Uncertainty exists in all branches of science and engineering. Accordingly, in recent reports and initiatives on scientific computing, uncertainty quantification (UQ) has been recognized as a critical element necessary for continued advancement in prediction science, life-cycle design, and societal sustainability.
The topic of uncertainty, in general, remains rather nebulous and susceptible to philosophical arguments. Significant progress has been made in recent years within a subset of related problems in science and engineering, namely those for which the behavior can be suitably modeled with conservation or variational laws containing stochastic coefficients.
Also in recent years, there has been an increasing awareness of complexity as an essential theoretical challenge in many problems of great societal relevance the hallmarks of which are interacting phenomena, nonlinearities and emergent behavior. Network Science has been developing in response to these challenges and has gained both in mathematical maturity and scope of applicability. In turn, developments in network science have spurred significant research activity in computational social sciences and in particular social networks.

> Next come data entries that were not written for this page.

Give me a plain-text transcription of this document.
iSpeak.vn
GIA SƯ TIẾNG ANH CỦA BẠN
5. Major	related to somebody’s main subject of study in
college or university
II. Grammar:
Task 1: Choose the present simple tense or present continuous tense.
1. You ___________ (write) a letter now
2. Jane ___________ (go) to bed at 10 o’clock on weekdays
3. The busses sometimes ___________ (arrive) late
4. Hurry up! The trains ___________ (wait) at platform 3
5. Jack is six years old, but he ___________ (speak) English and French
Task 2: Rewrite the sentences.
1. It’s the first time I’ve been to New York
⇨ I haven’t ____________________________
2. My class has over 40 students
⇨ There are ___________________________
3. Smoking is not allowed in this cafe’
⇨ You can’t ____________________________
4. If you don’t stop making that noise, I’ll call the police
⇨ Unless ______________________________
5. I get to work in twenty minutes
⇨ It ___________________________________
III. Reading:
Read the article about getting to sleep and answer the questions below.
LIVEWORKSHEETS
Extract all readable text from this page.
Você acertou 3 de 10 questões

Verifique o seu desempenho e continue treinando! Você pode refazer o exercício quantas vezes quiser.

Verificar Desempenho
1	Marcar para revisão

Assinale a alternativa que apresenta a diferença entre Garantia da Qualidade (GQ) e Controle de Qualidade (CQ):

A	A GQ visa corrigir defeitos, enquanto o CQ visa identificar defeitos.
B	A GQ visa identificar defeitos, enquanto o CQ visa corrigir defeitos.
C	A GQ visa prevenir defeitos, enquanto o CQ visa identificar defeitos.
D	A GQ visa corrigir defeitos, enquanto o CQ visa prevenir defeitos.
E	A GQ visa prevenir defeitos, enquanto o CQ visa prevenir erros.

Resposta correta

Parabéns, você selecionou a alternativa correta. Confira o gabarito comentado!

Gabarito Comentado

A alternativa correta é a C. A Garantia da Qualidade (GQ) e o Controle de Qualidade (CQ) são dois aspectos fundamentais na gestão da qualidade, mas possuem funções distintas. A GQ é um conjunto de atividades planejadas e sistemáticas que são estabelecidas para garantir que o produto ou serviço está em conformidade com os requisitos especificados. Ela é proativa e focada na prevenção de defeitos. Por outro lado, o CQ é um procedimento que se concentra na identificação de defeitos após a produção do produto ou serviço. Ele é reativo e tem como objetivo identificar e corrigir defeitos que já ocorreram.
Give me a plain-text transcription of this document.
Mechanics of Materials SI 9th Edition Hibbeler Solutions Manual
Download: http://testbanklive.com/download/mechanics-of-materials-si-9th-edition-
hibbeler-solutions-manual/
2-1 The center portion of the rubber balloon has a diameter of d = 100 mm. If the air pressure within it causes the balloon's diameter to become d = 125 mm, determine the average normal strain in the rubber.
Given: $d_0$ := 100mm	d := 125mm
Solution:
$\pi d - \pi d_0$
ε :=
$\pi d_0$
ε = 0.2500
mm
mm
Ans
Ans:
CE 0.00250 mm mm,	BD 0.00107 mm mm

This Workshop on Opportunities and Challenges in Uncertainty Quantification for Complex Interacting Systems, will provide a forum where issues of uncertainty quantification and model validation in predictive science will be addressed. The Workshop will bring together leading scientists from physics-based modeling, network science and social networks to explore the fundamental similarities and differences in the challenges facing them. Challenges and opportunities will be identified and a community of researchers and collaborators seeded.
Challenges with characterizing and propagating uncertainty, and validating predictions permeate network science in general and social networks in particular. Metrics for validation and mathematical constructs that are useful for describing uncertainties are lacking, together with a practical interpretation of uncertainty and predictability. It is widely believed that challenges in the verification and validation of network science and social networks presents a serious impediment to the utility of these methodologies as incisive tools for decision support and societal well-being.
The Workshop will revolve around survey lectures and break-out sessions and will culminate in a report that summarizes participants perspective on challenges and opportunities in developing a rational path forward for Uncertainty Quantification and Model Validation in the context of complex interacting systems.
The Workshop will be chaired by Roger Ghanem and Demetri Spanos of USC, and will be hosted in the Davidson Center on the Campus of the University of Southern California.